If I opened my mouth, I was definitely going to say the wrong thing. So I crossed my arms over my chest instead, which was also probably a bad move since it sent the wrong body language signals.
But Katrina wasn’t looking at me. She pulled at the handful of dust towels—definitely old microfiber and not clumps of hair, thank fuck—separating them into curls of fabric. “He staged the whole thing.” Her voice was soft. “I think he had a friend, who he got to drive the car into him. What was I supposed to do?” Now she spoke barely above a whisper, and there was such pain in her voice, it drew me toward her. I knew it was wrong, but she needed comfort, and I was the only one there. “I’d spent most of my money on the divorce lawyer, so there wasn’t anyone but a newbie public defender. My parents offered to pay for one, but they need their money for retirement. I couldn’t do that to them. ” Tears brimmed in her eyes. She put her hands into the towels and swirled them around, making a design like a mandala or labyrinth. “It’s not fair. I didn’t do anything.
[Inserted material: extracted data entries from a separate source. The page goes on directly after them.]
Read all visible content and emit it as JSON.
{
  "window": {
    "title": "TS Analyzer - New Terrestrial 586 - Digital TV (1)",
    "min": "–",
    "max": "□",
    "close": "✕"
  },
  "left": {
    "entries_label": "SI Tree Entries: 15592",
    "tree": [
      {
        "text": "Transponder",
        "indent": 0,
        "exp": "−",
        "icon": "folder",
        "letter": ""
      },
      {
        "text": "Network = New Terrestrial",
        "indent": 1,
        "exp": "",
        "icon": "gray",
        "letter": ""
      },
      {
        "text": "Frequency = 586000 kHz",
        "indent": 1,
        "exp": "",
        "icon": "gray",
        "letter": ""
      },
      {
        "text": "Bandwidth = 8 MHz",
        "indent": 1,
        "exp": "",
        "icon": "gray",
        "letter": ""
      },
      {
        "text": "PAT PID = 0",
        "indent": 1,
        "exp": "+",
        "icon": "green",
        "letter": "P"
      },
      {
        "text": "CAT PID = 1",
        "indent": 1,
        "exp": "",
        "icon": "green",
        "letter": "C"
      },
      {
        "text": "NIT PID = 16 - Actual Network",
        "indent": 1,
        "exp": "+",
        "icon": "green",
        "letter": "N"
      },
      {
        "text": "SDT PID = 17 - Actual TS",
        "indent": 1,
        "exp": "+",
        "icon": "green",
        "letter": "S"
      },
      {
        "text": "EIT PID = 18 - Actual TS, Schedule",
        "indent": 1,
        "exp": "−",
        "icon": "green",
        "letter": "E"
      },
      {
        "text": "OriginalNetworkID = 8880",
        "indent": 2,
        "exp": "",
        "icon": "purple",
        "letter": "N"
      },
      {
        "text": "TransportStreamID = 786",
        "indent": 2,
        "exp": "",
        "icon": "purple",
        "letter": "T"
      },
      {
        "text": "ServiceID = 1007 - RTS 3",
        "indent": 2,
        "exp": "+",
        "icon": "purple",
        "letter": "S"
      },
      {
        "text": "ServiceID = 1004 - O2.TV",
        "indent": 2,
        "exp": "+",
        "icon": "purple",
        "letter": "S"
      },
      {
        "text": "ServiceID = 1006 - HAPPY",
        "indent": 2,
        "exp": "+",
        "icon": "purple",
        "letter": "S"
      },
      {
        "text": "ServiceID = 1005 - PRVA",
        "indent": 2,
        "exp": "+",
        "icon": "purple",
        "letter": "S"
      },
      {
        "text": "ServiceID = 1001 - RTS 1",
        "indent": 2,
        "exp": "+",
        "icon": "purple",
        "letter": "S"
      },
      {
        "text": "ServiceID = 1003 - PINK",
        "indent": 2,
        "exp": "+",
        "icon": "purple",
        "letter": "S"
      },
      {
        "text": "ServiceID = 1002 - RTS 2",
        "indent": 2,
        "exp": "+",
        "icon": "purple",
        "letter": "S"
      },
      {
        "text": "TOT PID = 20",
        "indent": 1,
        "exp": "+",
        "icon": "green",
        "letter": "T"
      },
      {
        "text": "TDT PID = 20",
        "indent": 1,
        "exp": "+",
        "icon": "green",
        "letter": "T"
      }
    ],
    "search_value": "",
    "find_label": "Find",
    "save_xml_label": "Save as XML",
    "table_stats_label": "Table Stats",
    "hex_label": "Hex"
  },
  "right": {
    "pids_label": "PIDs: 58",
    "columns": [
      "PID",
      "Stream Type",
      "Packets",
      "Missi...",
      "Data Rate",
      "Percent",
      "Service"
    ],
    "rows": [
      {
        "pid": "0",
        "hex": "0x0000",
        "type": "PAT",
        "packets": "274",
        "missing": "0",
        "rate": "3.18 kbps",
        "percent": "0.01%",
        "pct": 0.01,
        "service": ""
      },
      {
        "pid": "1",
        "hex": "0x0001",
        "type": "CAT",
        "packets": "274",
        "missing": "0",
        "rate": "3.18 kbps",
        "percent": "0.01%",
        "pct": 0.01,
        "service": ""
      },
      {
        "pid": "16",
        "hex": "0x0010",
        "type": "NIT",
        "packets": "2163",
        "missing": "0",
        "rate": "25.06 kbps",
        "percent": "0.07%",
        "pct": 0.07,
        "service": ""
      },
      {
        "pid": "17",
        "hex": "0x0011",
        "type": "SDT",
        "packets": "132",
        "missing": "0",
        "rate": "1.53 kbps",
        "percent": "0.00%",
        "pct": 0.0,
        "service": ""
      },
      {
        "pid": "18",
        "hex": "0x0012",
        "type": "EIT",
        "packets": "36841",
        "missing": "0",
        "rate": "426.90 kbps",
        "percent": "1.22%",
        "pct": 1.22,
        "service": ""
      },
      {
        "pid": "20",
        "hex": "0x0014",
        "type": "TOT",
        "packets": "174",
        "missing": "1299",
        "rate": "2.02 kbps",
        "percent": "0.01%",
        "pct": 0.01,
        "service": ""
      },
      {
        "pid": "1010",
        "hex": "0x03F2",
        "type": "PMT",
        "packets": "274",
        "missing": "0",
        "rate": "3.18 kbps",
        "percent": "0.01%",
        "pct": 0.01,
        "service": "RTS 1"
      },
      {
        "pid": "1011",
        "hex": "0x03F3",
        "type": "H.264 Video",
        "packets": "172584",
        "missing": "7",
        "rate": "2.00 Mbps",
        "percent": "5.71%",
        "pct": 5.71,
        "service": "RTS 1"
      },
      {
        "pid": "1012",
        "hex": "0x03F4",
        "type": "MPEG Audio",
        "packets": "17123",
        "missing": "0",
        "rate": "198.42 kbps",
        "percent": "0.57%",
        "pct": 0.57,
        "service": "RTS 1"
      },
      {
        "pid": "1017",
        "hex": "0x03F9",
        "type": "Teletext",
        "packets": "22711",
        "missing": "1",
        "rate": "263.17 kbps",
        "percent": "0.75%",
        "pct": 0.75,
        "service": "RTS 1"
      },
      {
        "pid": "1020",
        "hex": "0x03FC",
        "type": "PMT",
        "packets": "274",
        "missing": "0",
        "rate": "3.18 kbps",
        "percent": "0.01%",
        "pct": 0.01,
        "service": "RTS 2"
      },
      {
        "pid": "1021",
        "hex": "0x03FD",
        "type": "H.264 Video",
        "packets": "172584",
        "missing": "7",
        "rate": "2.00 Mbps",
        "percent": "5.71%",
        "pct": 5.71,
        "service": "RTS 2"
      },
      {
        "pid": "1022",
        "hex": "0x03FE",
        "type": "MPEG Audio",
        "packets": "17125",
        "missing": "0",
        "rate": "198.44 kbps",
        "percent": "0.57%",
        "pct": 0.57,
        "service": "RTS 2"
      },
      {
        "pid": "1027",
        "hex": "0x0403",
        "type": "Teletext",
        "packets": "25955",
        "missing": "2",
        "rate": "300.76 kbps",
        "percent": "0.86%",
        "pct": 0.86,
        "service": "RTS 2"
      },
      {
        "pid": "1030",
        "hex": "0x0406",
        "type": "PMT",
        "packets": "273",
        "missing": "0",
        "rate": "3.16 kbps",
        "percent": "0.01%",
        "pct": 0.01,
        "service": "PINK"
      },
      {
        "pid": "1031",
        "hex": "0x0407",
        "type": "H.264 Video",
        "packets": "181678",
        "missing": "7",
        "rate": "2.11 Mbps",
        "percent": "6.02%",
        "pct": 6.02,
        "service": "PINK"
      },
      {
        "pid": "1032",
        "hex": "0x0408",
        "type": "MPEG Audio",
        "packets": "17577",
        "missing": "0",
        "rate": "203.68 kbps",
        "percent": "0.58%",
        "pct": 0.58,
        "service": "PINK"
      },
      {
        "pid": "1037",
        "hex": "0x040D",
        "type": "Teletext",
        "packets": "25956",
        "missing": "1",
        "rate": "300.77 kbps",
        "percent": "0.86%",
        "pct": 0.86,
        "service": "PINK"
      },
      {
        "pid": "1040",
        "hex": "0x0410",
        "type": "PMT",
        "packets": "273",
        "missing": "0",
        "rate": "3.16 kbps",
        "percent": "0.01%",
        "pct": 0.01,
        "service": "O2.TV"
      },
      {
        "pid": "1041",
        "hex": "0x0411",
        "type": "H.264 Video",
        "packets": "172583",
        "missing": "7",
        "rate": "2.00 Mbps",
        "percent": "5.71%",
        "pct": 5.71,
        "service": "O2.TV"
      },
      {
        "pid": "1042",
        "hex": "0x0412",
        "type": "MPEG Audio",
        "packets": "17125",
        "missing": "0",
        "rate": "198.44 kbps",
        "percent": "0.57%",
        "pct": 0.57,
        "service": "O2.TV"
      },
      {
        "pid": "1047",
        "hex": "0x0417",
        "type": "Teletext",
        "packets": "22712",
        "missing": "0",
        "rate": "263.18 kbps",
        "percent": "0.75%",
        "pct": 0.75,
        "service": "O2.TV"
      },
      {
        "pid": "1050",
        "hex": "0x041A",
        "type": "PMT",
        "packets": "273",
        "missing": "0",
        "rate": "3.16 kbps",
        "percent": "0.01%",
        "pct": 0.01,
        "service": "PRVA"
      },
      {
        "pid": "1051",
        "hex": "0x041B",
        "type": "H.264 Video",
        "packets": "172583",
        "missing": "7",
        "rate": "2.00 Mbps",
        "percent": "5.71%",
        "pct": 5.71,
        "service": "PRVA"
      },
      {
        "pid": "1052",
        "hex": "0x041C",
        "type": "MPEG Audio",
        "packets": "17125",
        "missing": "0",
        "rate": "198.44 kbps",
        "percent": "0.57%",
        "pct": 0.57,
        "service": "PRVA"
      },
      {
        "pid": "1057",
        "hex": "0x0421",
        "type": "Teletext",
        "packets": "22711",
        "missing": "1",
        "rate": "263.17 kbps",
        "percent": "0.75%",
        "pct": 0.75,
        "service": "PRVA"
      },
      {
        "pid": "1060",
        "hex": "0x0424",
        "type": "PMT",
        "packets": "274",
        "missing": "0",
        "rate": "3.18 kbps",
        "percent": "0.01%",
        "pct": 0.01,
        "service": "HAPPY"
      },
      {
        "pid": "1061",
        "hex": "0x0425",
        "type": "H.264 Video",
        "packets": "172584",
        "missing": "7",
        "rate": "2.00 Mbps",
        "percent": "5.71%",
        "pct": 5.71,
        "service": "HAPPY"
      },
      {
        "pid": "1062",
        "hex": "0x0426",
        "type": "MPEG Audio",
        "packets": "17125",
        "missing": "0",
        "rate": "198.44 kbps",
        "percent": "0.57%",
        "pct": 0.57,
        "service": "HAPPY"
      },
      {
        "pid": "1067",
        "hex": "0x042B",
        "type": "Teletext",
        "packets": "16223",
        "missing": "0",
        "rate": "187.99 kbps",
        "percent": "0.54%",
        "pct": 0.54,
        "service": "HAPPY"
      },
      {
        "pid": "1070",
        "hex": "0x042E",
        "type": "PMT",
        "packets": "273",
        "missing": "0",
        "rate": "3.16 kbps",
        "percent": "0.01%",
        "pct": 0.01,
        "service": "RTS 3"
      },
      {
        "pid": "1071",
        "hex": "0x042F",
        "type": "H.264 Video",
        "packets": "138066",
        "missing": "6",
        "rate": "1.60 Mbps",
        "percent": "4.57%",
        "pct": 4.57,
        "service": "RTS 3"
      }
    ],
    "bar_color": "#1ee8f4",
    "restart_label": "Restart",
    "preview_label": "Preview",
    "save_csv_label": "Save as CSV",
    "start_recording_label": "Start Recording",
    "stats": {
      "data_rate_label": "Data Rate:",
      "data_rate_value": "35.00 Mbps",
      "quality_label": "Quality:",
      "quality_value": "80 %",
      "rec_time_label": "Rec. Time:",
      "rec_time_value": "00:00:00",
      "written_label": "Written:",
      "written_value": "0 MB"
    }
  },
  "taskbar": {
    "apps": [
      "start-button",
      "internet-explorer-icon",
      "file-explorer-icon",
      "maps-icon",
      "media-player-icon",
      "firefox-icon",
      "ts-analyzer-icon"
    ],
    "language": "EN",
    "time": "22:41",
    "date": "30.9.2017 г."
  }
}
I was at my studio, alone, and there aren’t any cameras there because I didn’t think I needed them.” She glanced up at me, and it seemed like something broke inside of her, something she had been clinging to, because she lurched forward, clutching my shirt in her fists, and leaned her forehead onto my shoulder. “Please. I’m not a bad person.”
She smelled like pine and summer rain. I placed a hand on the middle of her back, nowhere near anywhere I wanted to touch, but I was trying to be a gentleman.
“You’re not a bad person,” I said, and she squeezed me harder. It was okay. I was built like a tank, I could take it. Besides, nothing pissed me off more than an entitled douchebag taking it out on someone he perceived weaker than himself. “I can help you. I know you have no reason to trust me, but you can. Give me an hour. I’ll go get some food and supplies so you can stay here. We’ll figure all this out.”
“How?” It was as soft as a cat’s meow.
I shut my eyes and tentatively wrapped another arm around her. This was the type of hug I might have given my mom, except my feelings toward Katrina were anything but filial. One small white lie, but even my mom would have agreed it was necessary. “I help out a private investigator friend sometimes. I can help you, Katrina. If you’ll let me.”
She pulled me closer to her, like she needed me, and that was more than enough to send my heart into the deep end. No one needed me for comfort like this, and I craved it.
Except then she lifted herself up on her toes and kissed my cheek. Her soft lips burned like the shrapnel in my knee when it rained, but so much sweeter.
I was a very bad man, indeed, wanting what I knew wasn’t mine.